De andar en la ruta lo que más me gusta es ver animalitos. Vivos. Una vez, yendo de Santa Fe a Chaco en una arboleda vi un montón de garzas blancas. Al principio no sabía que eran garzas: veía formas parecidas a bolsas de nylon enganchadas en las copas de los árboles. Me enfurecí con la gente que tira su mugre en los caminos. Pero cuando pasamos más cerca, eso que yo creí bolsas se elevó, desplegó alas, patas, picos y se dejó caer de nuevo en el ramerío. Una espuma suave cubrió el montecito. Era un dormidero de garzas.

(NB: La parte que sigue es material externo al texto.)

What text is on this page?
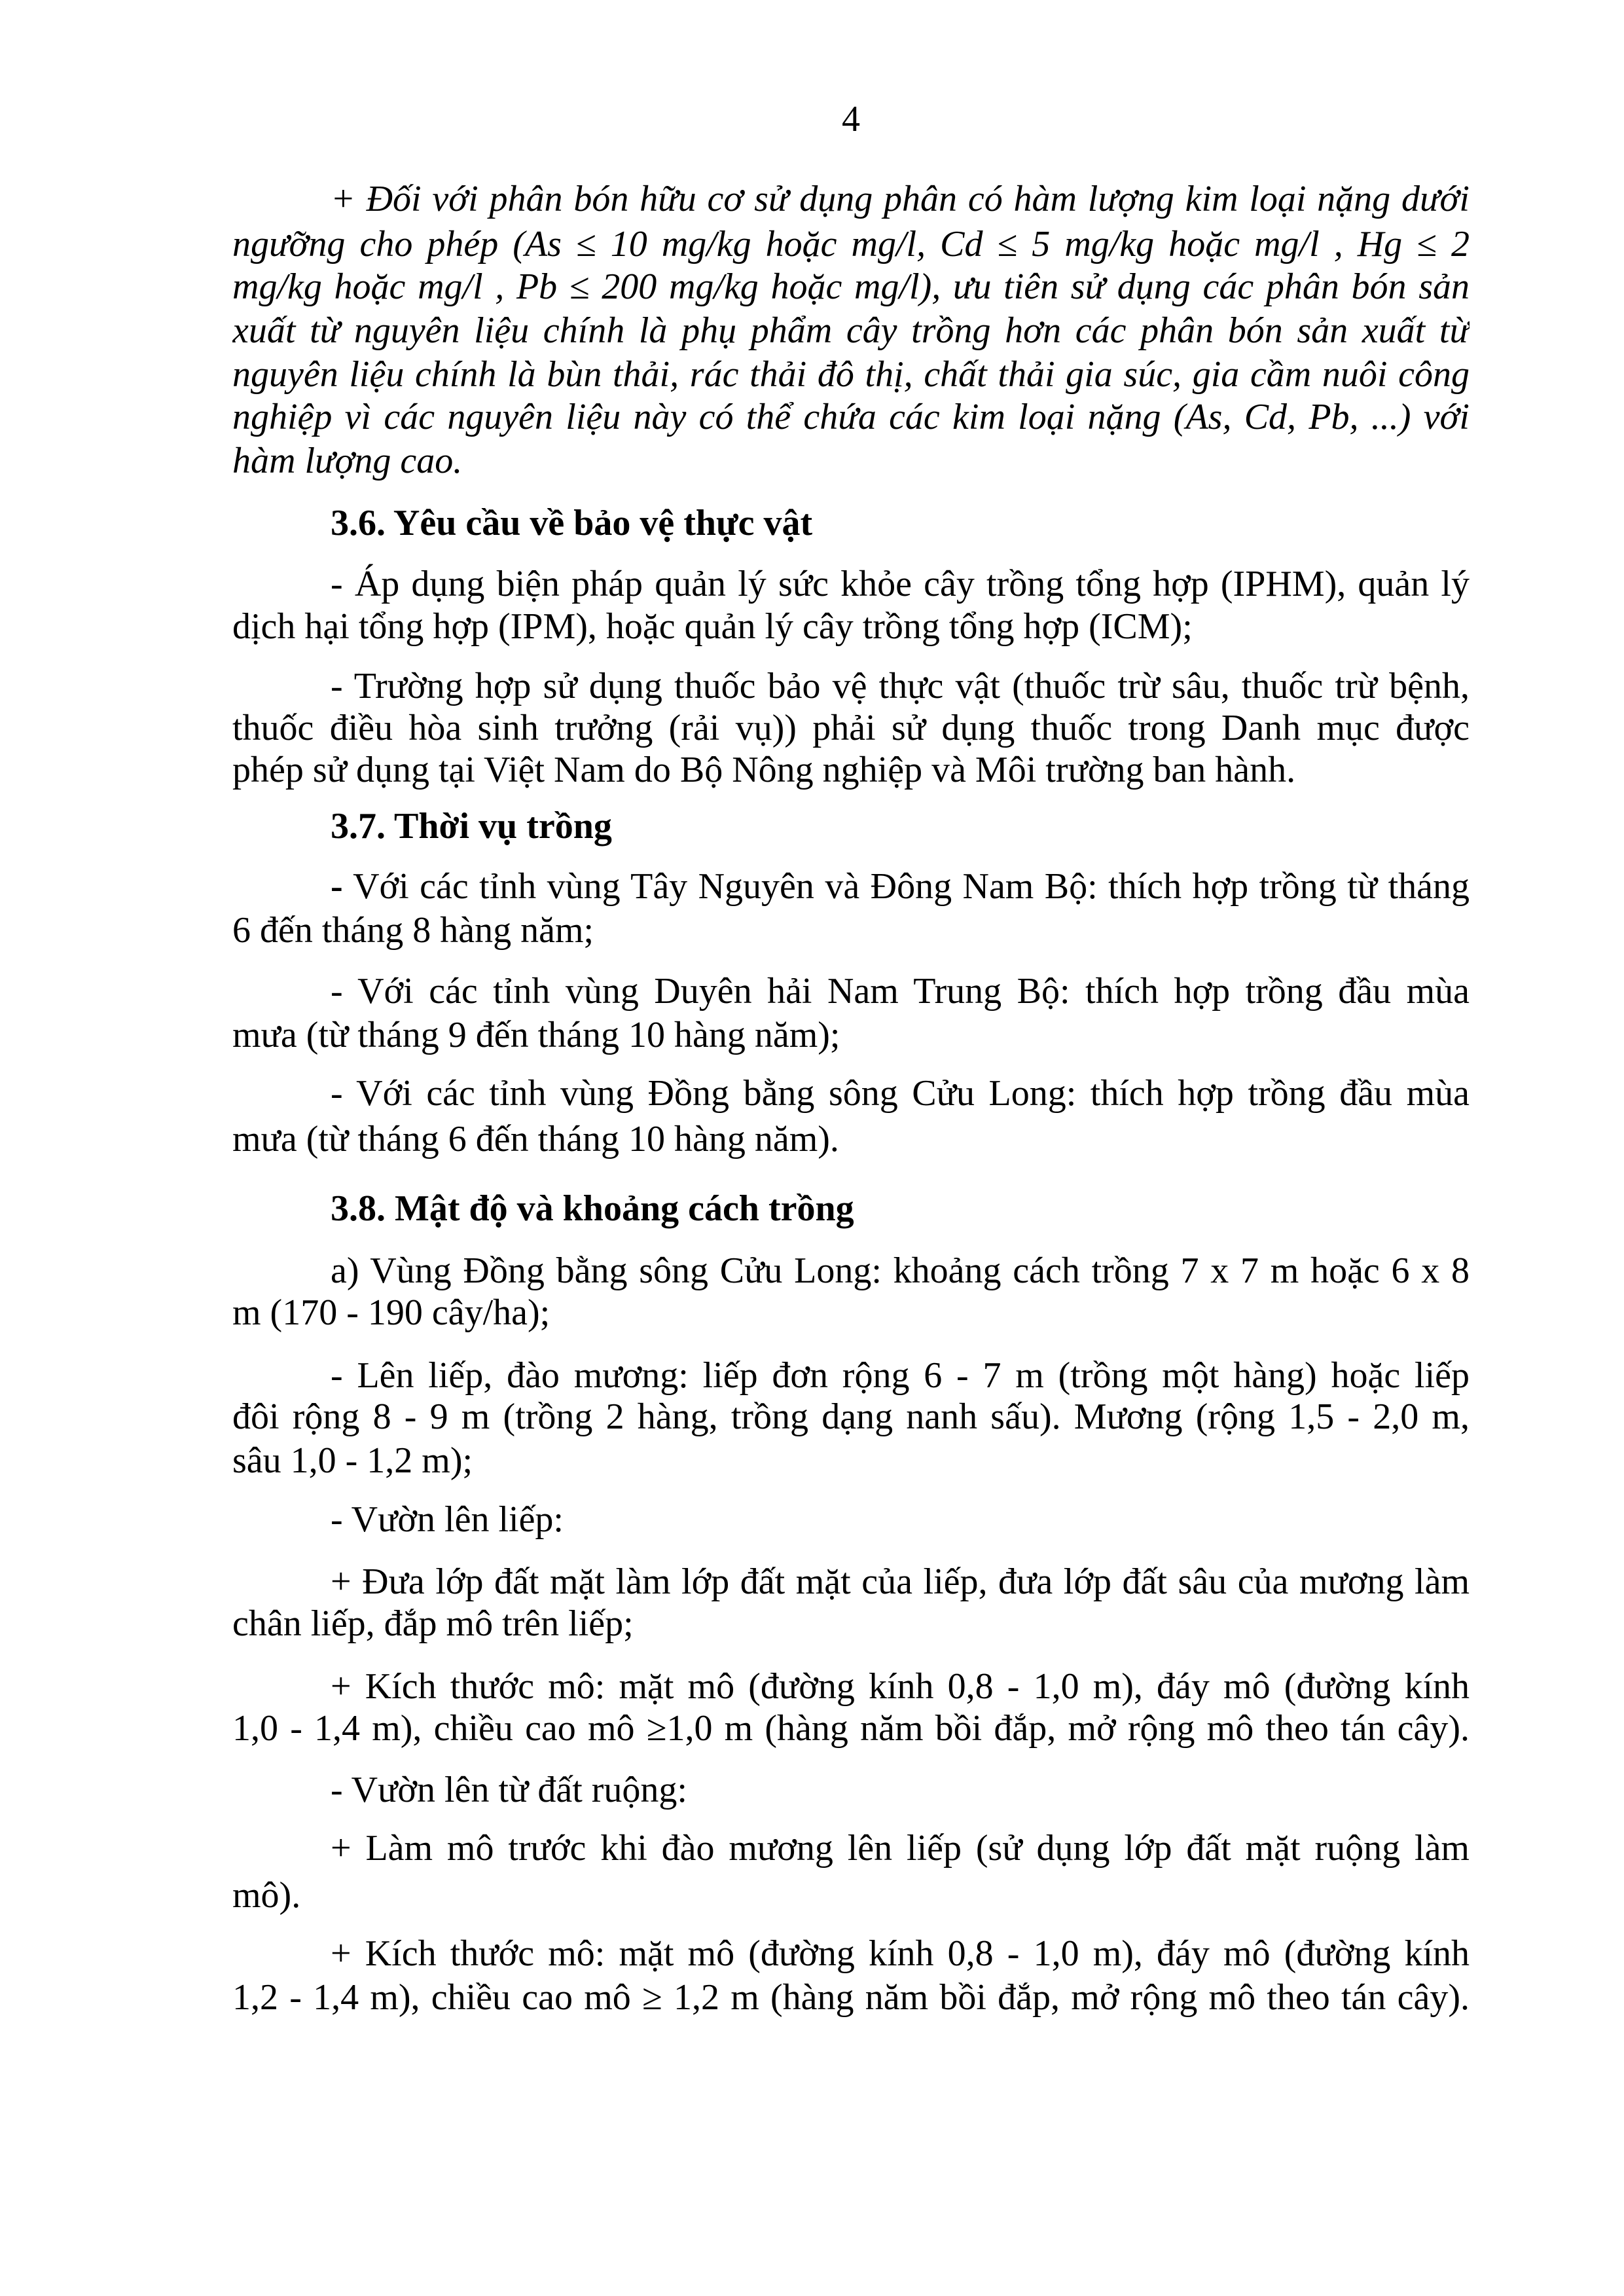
4
+ Đối với phân bón hữu cơ sử dụng phân có hàm lượng kim loại nặng dưới
ngưỡng cho phép (As ≤ 10 mg/kg hoặc mg/l, Cd ≤ 5 mg/kg hoặc mg/l , Hg ≤ 2
mg/kg hoặc mg/l , Pb ≤ 200 mg/kg hoặc mg/l), ưu tiên sử dụng các phân bón sản
xuất từ nguyên liệu chính là phụ phẩm cây trồng hơn các phân bón sản xuất từ
nguyên liệu chính là bùn thải, rác thải đô thị, chất thải gia súc, gia cầm nuôi công
nghiệp vì các nguyên liệu này có thể chứa các kim loại nặng (As, Cd, Pb, ...) với
hàm lượng cao.
3.6. Yêu cầu về bảo vệ thực vật
- Áp dụng biện pháp quản lý sức khỏe cây trồng tổng hợp (IPHM), quản lý
dịch hại tổng hợp (IPM), hoặc quản lý cây trồng tổng hợp (ICM);
- Trường hợp sử dụng thuốc bảo vệ thực vật (thuốc trừ sâu, thuốc trừ bệnh,
thuốc điều hòa sinh trưởng (rải vụ)) phải sử dụng thuốc trong Danh mục được
phép sử dụng tại Việt Nam do Bộ Nông nghiệp và Môi trường ban hành.
3.7. Thời vụ trồng
- Với các tỉnh vùng Tây Nguyên và Đông Nam Bộ: thích hợp trồng từ tháng
6 đến tháng 8 hàng năm;
- Với các tỉnh vùng Duyên hải Nam Trung Bộ: thích hợp trồng đầu mùa
mưa (từ tháng 9 đến tháng 10 hàng năm);
- Với các tỉnh vùng Đồng bằng sông Cửu Long: thích hợp trồng đầu mùa
mưa (từ tháng 6 đến tháng 10 hàng năm).
3.8. Mật độ và khoảng cách trồng
a) Vùng Đồng bằng sông Cửu Long: khoảng cách trồng 7 x 7 m hoặc 6 x 8
m (170 - 190 cây/ha);
- Lên liếp, đào mương: liếp đơn rộng 6 - 7 m (trồng một hàng) hoặc liếp
đôi rộng 8 - 9 m (trồng 2 hàng, trồng dạng nanh sấu). Mương (rộng 1,5 - 2,0 m,
sâu 1,0 - 1,2 m);
- Vườn lên liếp:
+ Đưa lớp đất mặt làm lớp đất mặt của liếp, đưa lớp đất sâu của mương làm
chân liếp, đắp mô trên liếp;
+ Kích thước mô: mặt mô (đường kính 0,8 - 1,0 m), đáy mô (đường kính
1,0 - 1,4 m), chiều cao mô ≥1,0 m (hàng năm bồi đắp, mở rộng mô theo tán cây).
- Vườn lên từ đất ruộng:
+ Làm mô trước khi đào mương lên liếp (sử dụng lớp đất mặt ruộng làm
mô).
+ Kích thước mô: mặt mô (đường kính 0,8 - 1,0 m), đáy mô (đường kính
1,2 - 1,4 m), chiều cao mô ≥ 1,2 m (hàng năm bồi đắp, mở rộng mô theo tán cây).
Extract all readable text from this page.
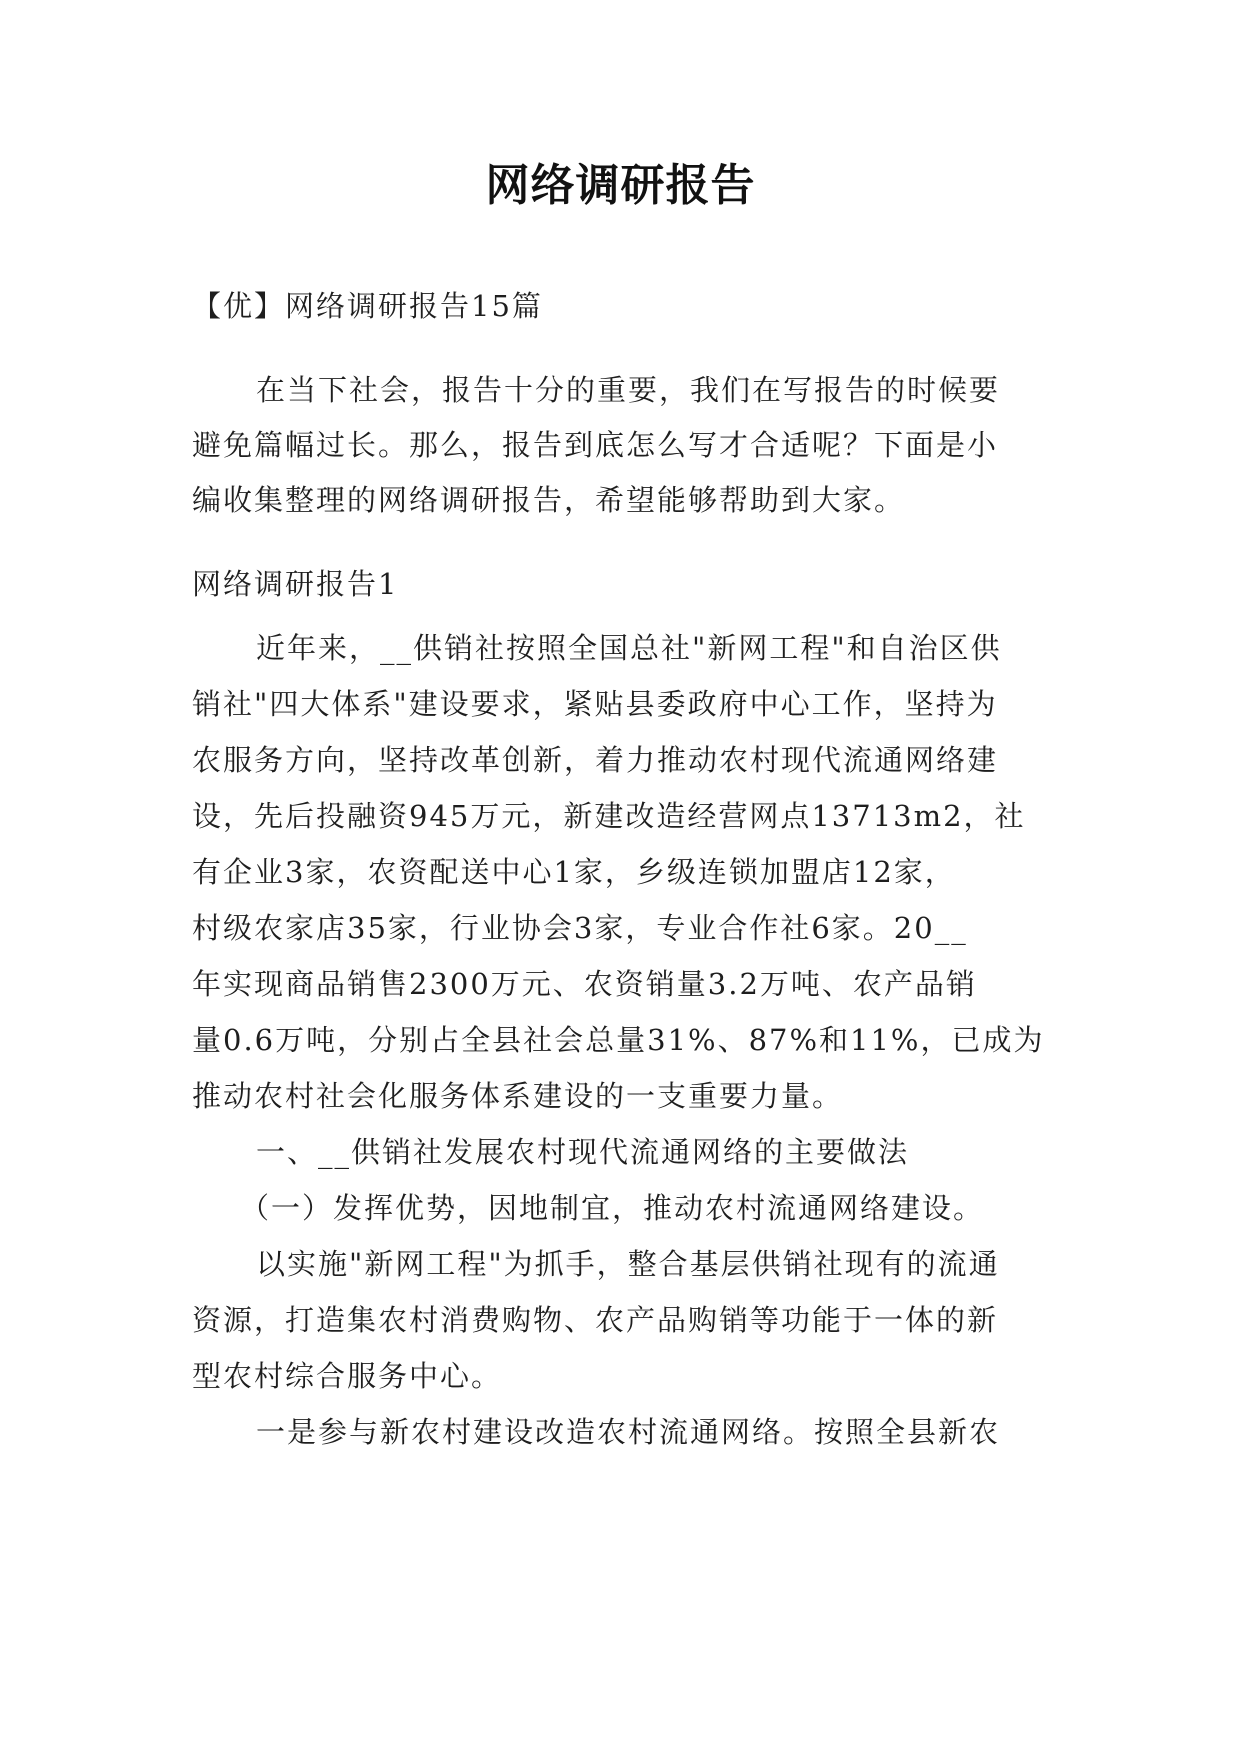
网络调研报告
【优】网络调研报告15篇
在当下社会，报告十分的重要，我们在写报告的时候要
避免篇幅过长。那么，报告到底怎么写才合适呢？下面是小
编收集整理的网络调研报告，希望能够帮助到大家。
网络调研报告1
近年来，__供销社按照全国总社"新网工程"和自治区供
销社"四大体系"建设要求，紧贴县委政府中心工作，坚持为
农服务方向，坚持改革创新，着力推动农村现代流通网络建
设，先后投融资945万元，新建改造经营网点13713m2，社
有企业3家，农资配送中心1家，乡级连锁加盟店12家，
村级农家店35家，行业协会3家，专业合作社6家。20__
年实现商品销售2300万元、农资销量3.2万吨、农产品销
量0.6万吨，分别占全县社会总量31%、87%和11%，已成为
推动农村社会化服务体系建设的一支重要力量。
一、__供销社发展农村现代流通网络的主要做法
（一）发挥优势，因地制宜，推动农村流通网络建设。
以实施"新网工程"为抓手，整合基层供销社现有的流通
资源，打造集农村消费购物、农产品购销等功能于一体的新
型农村综合服务中心。
一是参与新农村建设改造农村流通网络。按照全县新农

Otra vez vi una yacaré cruzar la ruta con su prole y perderse entre los pastos chuza del campo. Luego de una gran inundación, en la Ruta 14 vi cientos y cientos de metros de telas de araña. Parecían enormes cortinados de voile colgando de árbol a árbol durante kilómetros y kilómetros. Sus hacedoras eran bordados negros descansando o acechando presas, vaya a saber. Esta vez vi por primera vez un hurón. También cruzaba el camino meneando su cuerpo larguísimo, las patas cortas de uñas largas arando el asfalto. Aunque iba muy rápido, parecía ir en cámara lenta. Y vi otro bichito que no supe qué era. Parecía una marmota, pero no puede ser porque en el campo argentino no hay.

Los postes de luz están tomados por los loros: nidos que parecen un revoltijo de ramitas, altos como peinados extraños, alborotados como sus dueños. Siempre me dan gracia los loros, ese modo bochinchero que tienen para todo, hasta para construir sus nidos.

Solamente me da tristeza ver perros. Un perro solo caminando por la banquina. En general están flacos, con las costillas casi rasgándoles el cuero. Caminan desorientados, siempre hacia delante, buscando comida o casa. Perros que fueron arrojados de un auto, abandonados a su suerte. No entiendo a las personas que abandonan animales. No entiendo cómo hacen para dar marcha al auto y alejarse mientras el perro corre atrás, con la lengua afuera, hasta que el vehículo desaparece.

Mi tío Lolo Bertone amaba a los animales. Siempre tenía muchos perros y gatos, y aunque era un hombre muy pobre, sus bichos estaban gordos y brillantes; los cuidaba mucho. Cuando alguno enfermaba de alguna cosa que la ciencia de Lolo no podía curar, lo sacrificaba con sus propias manos. Calmaba al animal con palabras dulces, lo acunaba entre sus brazos, le pasaba una soga por el cogote y lo ahorcaba. Cuando todo el cuerpo quedaba quieto, seguía acariciándolo y acunándolo aún un rato largo. Se despedía así, para siempre. Después armaba un pucho, lo encendía, buscaba una pala y se iba para el fondo de su rancho a hacer el pozo para enterrarlo.